Lending platforms such as Ledn enable holders of Bitcoin to borrow money by using their cryptocurrency as security. The company says it originated more than US$1.4bn in Bitcoin-backed loans last year.
The problem facing digital asset lenders is that the pool of money available to them isn’t growing as fast as demand for loans, which is pushing up the cost of borrowing – the interest rates quoted on these platforms range from about 2% where the loan-to-value ratio is low to as high as just under 19%.
Specialised hedge funds, crypto-native asset managers and venture capital firms charge digital asset lenders lower rates than traditional financial institutions but cannot offer enough capital to keep pace with the planned expansion of the crypto-backed lending market.
The solution, according to Ledn Co-founder and CEO, Adam Reeds, is to tap into the asset-backed securities market, connecting Bitcoin holders who want liquidity with the deepest capital pools in traditional finance through a structure that bond investors are already familiar with.
Last month, the company sold US$188m of securitised bonds with the senior tranche coming in at 335 basis points over benchmark and the mezzanine at 650 over, giving a blended yield of 7.2%. These bonds are secured against more than 5,400 customer loans with a weighted average interest rate of around 11.8%.
“That gives us a funding channel that isn’t dependent on conditions in the crypto market and over time it should mean better, more stable rates for our borrowers,” says Reeds.

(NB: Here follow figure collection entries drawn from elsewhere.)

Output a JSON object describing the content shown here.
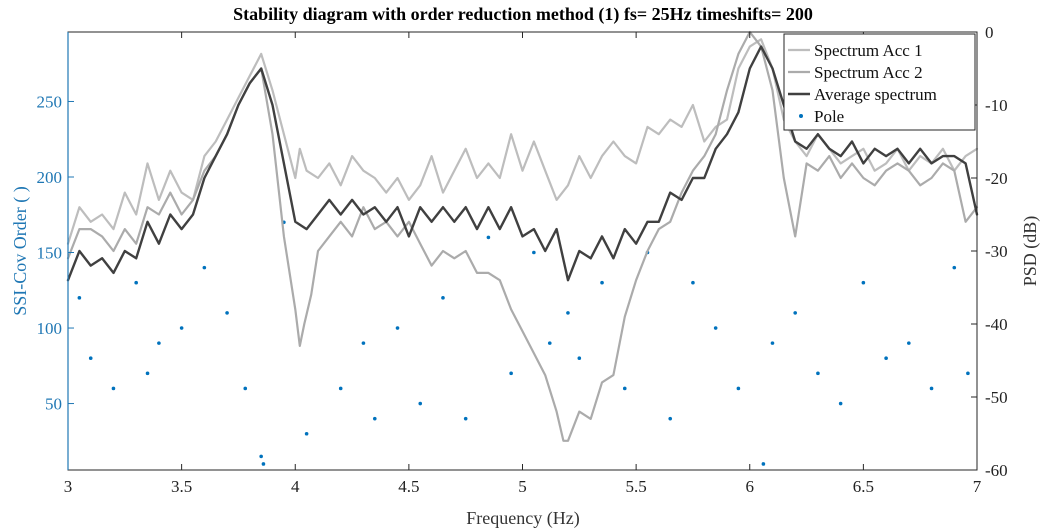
{
  "chart_data": {
    "type": "scatter",
    "title": "Stability diagram with order reduction method (1) fs= 25Hz timeshifts= 200",
    "xlabel": "Frequency (Hz)",
    "ylabel_left": "SSI-Cov Order ( )",
    "ylabel_right": "PSD (dB)",
    "xlim": [
      3,
      7
    ],
    "ylim_left": [
      6,
      296
    ],
    "ylim_right": [
      -60,
      0
    ],
    "x_ticks": [
      3,
      3.5,
      4,
      4.5,
      5,
      5.5,
      6,
      6.5,
      7
    ],
    "x_tick_labels": [
      "3",
      "3.5",
      "4",
      "4.5",
      "5",
      "5.5",
      "6",
      "6.5",
      "7"
    ],
    "y_left_ticks": [
      50,
      100,
      150,
      200,
      250
    ],
    "y_left_tick_labels": [
      "50",
      "100",
      "150",
      "200",
      "250"
    ],
    "y_right_ticks": [
      0,
      -10,
      -20,
      -30,
      -40,
      -50,
      -60
    ],
    "y_right_tick_labels": [
      "0",
      "-10",
      "-20",
      "-30",
      "-40",
      "-50",
      "-60"
    ],
    "grid": false,
    "legend_position": "top-right",
    "colors": {
      "pole": "#0072BD",
      "acc1": "#BDBDBD",
      "acc2": "#ABABAB",
      "average": "#404040",
      "left_axis": "#1f77b4",
      "right_axis": "#222222"
    },
    "series": [
      {
        "name": "Spectrum Acc 1",
        "axis": "right",
        "x": [
          3.0,
          3.05,
          3.1,
          3.15,
          3.2,
          3.25,
          3.3,
          3.35,
          3.4,
          3.45,
          3.5,
          3.55,
          3.6,
          3.65,
          3.7,
          3.75,
          3.8,
          3.85,
          3.9,
          3.95,
          4.0,
          4.02,
          4.05,
          4.1,
          4.15,
          4.2,
          4.25,
          4.3,
          4.35,
          4.4,
          4.45,
          4.5,
          4.55,
          4.6,
          4.65,
          4.7,
          4.75,
          4.8,
          4.85,
          4.9,
          4.95,
          5.0,
          5.05,
          5.1,
          5.15,
          5.2,
          5.25,
          5.3,
          5.35,
          5.4,
          5.45,
          5.5,
          5.55,
          5.6,
          5.65,
          5.7,
          5.75,
          5.8,
          5.85,
          5.9,
          5.95,
          6.0,
          6.05,
          6.1,
          6.15,
          6.2,
          6.25,
          6.3,
          6.35,
          6.4,
          6.45,
          6.5,
          6.55,
          6.6,
          6.65,
          6.7,
          6.75,
          6.8,
          6.85,
          6.9,
          6.95,
          7.0
        ],
        "y": [
          -29,
          -24,
          -26,
          -25,
          -27,
          -22,
          -25,
          -18,
          -23,
          -19,
          -22,
          -23,
          -17,
          -15,
          -12,
          -9,
          -6,
          -3,
          -8,
          -14,
          -20,
          -16,
          -19,
          -20,
          -18,
          -21,
          -17,
          -19,
          -20,
          -22,
          -20,
          -23,
          -21,
          -17,
          -22,
          -19,
          -16,
          -20,
          -18,
          -20,
          -14,
          -19,
          -15,
          -19,
          -23,
          -21,
          -17,
          -20,
          -17,
          -15,
          -17,
          -18,
          -13,
          -14,
          -12,
          -13,
          -10,
          -15,
          -13,
          -12,
          -5,
          -2,
          -1,
          -5,
          -12,
          -15,
          -17,
          -14,
          -16,
          -18,
          -17,
          -16,
          -19,
          -18,
          -16,
          -19,
          -17,
          -18,
          -16,
          -19,
          -17,
          -16
        ]
      },
      {
        "name": "Spectrum Acc 2",
        "axis": "right",
        "x": [
          3.0,
          3.05,
          3.1,
          3.15,
          3.2,
          3.25,
          3.3,
          3.35,
          3.4,
          3.45,
          3.5,
          3.55,
          3.6,
          3.65,
          3.7,
          3.75,
          3.8,
          3.85,
          3.9,
          3.95,
          4.0,
          4.02,
          4.04,
          4.07,
          4.1,
          4.15,
          4.2,
          4.25,
          4.3,
          4.35,
          4.4,
          4.45,
          4.5,
          4.55,
          4.6,
          4.65,
          4.7,
          4.75,
          4.8,
          4.85,
          4.9,
          4.95,
          5.0,
          5.05,
          5.1,
          5.15,
          5.18,
          5.2,
          5.25,
          5.3,
          5.35,
          5.4,
          5.45,
          5.5,
          5.55,
          5.6,
          5.65,
          5.7,
          5.75,
          5.8,
          5.85,
          5.9,
          5.95,
          6.0,
          6.05,
          6.1,
          6.15,
          6.2,
          6.25,
          6.3,
          6.35,
          6.4,
          6.45,
          6.5,
          6.55,
          6.6,
          6.65,
          6.7,
          6.75,
          6.8,
          6.85,
          6.9,
          6.95,
          7.0
        ],
        "y": [
          -31,
          -27,
          -27,
          -28,
          -30,
          -27,
          -29,
          -24,
          -25,
          -22,
          -25,
          -23,
          -19,
          -17,
          -14,
          -10,
          -7,
          -5,
          -14,
          -28,
          -38,
          -43,
          -40,
          -36,
          -30,
          -28,
          -26,
          -28,
          -24,
          -27,
          -26,
          -28,
          -26,
          -29,
          -32,
          -30,
          -31,
          -30,
          -33,
          -33,
          -34,
          -38,
          -41,
          -44,
          -47,
          -52,
          -56,
          -56,
          -52,
          -53,
          -48,
          -47,
          -39,
          -34,
          -30,
          -27,
          -26,
          -22,
          -19,
          -17,
          -14,
          -8,
          -3,
          0,
          -2,
          -8,
          -20,
          -28,
          -18,
          -19,
          -17,
          -20,
          -18,
          -20,
          -21,
          -19,
          -18,
          -19,
          -21,
          -20,
          -18,
          -19,
          -26,
          -24
        ]
      },
      {
        "name": "Average spectrum",
        "axis": "right",
        "x": [
          3.0,
          3.05,
          3.1,
          3.15,
          3.2,
          3.25,
          3.3,
          3.35,
          3.4,
          3.45,
          3.5,
          3.55,
          3.6,
          3.65,
          3.7,
          3.75,
          3.8,
          3.85,
          3.9,
          3.95,
          4.0,
          4.05,
          4.1,
          4.15,
          4.2,
          4.25,
          4.3,
          4.35,
          4.4,
          4.45,
          4.5,
          4.55,
          4.6,
          4.65,
          4.7,
          4.75,
          4.8,
          4.85,
          4.9,
          4.95,
          5.0,
          5.05,
          5.1,
          5.15,
          5.2,
          5.25,
          5.3,
          5.35,
          5.4,
          5.45,
          5.5,
          5.55,
          5.6,
          5.65,
          5.7,
          5.75,
          5.8,
          5.85,
          5.9,
          5.95,
          6.0,
          6.05,
          6.1,
          6.15,
          6.2,
          6.25,
          6.3,
          6.35,
          6.4,
          6.45,
          6.5,
          6.55,
          6.6,
          6.65,
          6.7,
          6.75,
          6.8,
          6.85,
          6.9,
          6.95,
          7.0
        ],
        "y": [
          -34,
          -30,
          -32,
          -31,
          -33,
          -30,
          -31,
          -26,
          -29,
          -25,
          -27,
          -25,
          -20,
          -17,
          -14,
          -10,
          -7,
          -5,
          -10,
          -18,
          -26,
          -27,
          -25,
          -23,
          -25,
          -23,
          -25,
          -24,
          -26,
          -24,
          -28,
          -24,
          -26,
          -24,
          -26,
          -24,
          -27,
          -24,
          -27,
          -24,
          -28,
          -27,
          -30,
          -27,
          -34,
          -30,
          -31,
          -28,
          -31,
          -27,
          -29,
          -26,
          -26,
          -22,
          -23,
          -20,
          -20,
          -16,
          -14,
          -11,
          -5,
          -2,
          -5,
          -10,
          -15,
          -16,
          -14,
          -16,
          -17,
          -15,
          -18,
          -16,
          -17,
          -16,
          -18,
          -16,
          -18,
          -17,
          -17,
          -18,
          -25
        ]
      },
      {
        "name": "Pole",
        "axis": "left",
        "marker": "dot",
        "x": [
          3.05,
          3.1,
          3.2,
          3.3,
          3.35,
          3.4,
          3.5,
          3.6,
          3.7,
          3.78,
          3.85,
          3.86,
          3.95,
          4.05,
          4.2,
          4.3,
          4.35,
          4.45,
          4.55,
          4.65,
          4.75,
          4.85,
          4.95,
          5.05,
          5.12,
          5.2,
          5.25,
          5.35,
          5.45,
          5.55,
          5.65,
          5.75,
          5.85,
          5.95,
          6.06,
          6.1,
          6.2,
          6.3,
          6.4,
          6.5,
          6.6,
          6.7,
          6.8,
          6.9,
          6.96
        ],
        "y": [
          120,
          80,
          60,
          130,
          70,
          90,
          100,
          140,
          110,
          60,
          15,
          10,
          170,
          30,
          60,
          90,
          40,
          100,
          50,
          120,
          40,
          160,
          70,
          150,
          90,
          110,
          80,
          130,
          60,
          150,
          40,
          130,
          100,
          60,
          10,
          90,
          110,
          70,
          50,
          130,
          80,
          90,
          60,
          140,
          70
        ]
      }
    ]
  }
}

This is an important consideration given the sharp drop in the value of Bitcoin since October 2025. Reeds says the lending structure is designed to be conservative from the outset with loans originated at a 50% loan-to-value ratio, so the collateral is worth double the loan amount on day one.
“If Bitcoin’s price drops and the loan-to-value ratio rises to 70%, borrowers receive alerts and can take action by topping up collateral, making partial repayments or using our auto top-up feature, which lets them pre-authorise additional Bitcoin postings so it happens automatically.”
Reeds says this feature has significantly reduced the number of loans that ever reach liquidation, even in sharp selloffs.
If the loan-to-value ratio hits 80% and the borrower hasn’t acted, Ledn liquidates automatically. The system checks Bitcoin’s price every 60 seconds across every loan around the clock and when a threshold is breached, execution happens within three seconds through three separate liquidity providers.
“Fifteen institutions participated in the bond sale,” explains Reeds. “The senior notes were more than two times oversubscribed and we saw over three times demand on the mezzanine. The investor base was a mix with a large reinsurance company, several credit funds and hedge funds all taking part and we also had conversations with pension funds and life insurance companies during the roadshow.”
As performance data builds and the market matures, he expects the premium to narrow, following the pattern of other asset-backed securities market asset classes.
“For a first ever transaction in an entirely new collateral category, the spread was about where you would expect it to land,” concludes Reeds. “Investors don’t yet have deep historical models for Bitcoin-collateralised risk, so they are pricing in that novelty. If you think about where crypto credit was trading just a couple of years ago, it is actually a meaningful step forward.”